En s’accotant à son encoignure, d’un geste prompt et sûr, il prit son couteau et l’ouvrit. Et il songea:

«Je vais le tuer…»

Un point de détail l’arrêta seul pendant deux ou trois minutes.

Il se demanda comment il se débarrasserait du corps…

Mais cet arrêt ne fut pas long. Gérard sourit il venait de songer à Pierre Gildas…

Jean Nib serait mort de ses blessures, voilà tout.

Ceci résolu, Gérard n’avait plus qu’à frapper. Il n’éprouva ni angoisse ni hésitation. Il était seulement très pâle de l’étonnement et de la joie profonde qu’il venait d’éprouver.

Gérard d’Anguerrand fit rapidement ses préparatifs: il retroussa sa manche, et assura le couteau dans sa main.

Le blessé ne s’était pas réveillé au moment où Gérard l’avait touché à l’épaule. Il s’était retourné dans un mouvement machinal. Mais ce mouvement lui avait arraché une plainte étouffée. Puis, aussitôt, Jean Nib avait continué à parler aux visions que créait le délire, s’arrêtant parfois au milieu d’un mot commencé, puis, à d’autres moments, débitant avec rapidité toute une longue phrase.

Gérard d’Anguerrand, la manche retroussée pour éviter les taches de sang, le couteau solide dans sa main, l’œil froid et la physionomie figée, s’avança. Il avait environ quatre pas à faire pour atteindre le lit. Au deuxième pas, il s’arrêta court, et son bras, qui déjà se levait, retomba; il tendit le cou vers le blessé et demeura pétrifié dans une attitude de stupeur insensée, de terreur superstitieuse…

Jean Nib, dans son délire, très distinctement avait prononcé ceci:

– Oses-tu bien frapper un d’Anguerrand?…

Un d’Anguerrand!…

Qu’est-ce que cela signifiait?

À qui Jean Nib s’adressait-il?

Pas à moi! haleta Gérard. Non! ce n’est pas à moi qu’il parle! Il ne m’a pas vu! il ne me voit pas! Et pourtant il dit: «Oses-tu bien frapper?…» Il voit donc que je veux le frapper, bien qu’il ne me voie pas?… Et il dit: «Frapper un d’Anguerrand!…» Qui ça, d’Anguerrand?… Il y a ici un d’Anguerrand, un seul, c’est moi!…

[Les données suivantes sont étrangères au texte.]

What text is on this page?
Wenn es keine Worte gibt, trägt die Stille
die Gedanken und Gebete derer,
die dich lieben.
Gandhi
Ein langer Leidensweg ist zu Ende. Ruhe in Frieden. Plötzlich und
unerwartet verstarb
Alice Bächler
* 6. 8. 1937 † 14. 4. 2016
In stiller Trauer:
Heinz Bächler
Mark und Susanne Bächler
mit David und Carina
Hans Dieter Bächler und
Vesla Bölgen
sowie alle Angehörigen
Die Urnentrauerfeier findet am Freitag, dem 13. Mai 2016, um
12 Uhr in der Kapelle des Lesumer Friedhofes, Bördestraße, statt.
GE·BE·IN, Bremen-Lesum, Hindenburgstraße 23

D’informes pensées l’assaillaient. Les hypothèses tourbillonnaient en tumulte dans son cerveau. Et déjà, quoi qu’il fît, malgré tous ses efforts pour la repousser, Gérard s’arrêtait à une seule de ces hypothèses… Et c’était cela qui le frappait de stupeur! C’était cela, c’était cette hypothèse folle, impossible, qui faisait ruisseler sur son front une sueur glacée et faisait dresser ses cheveux sur sa tête!

Jean Nib parlait comme si lui, Jean Nib, eût été un d’Anguerrand!…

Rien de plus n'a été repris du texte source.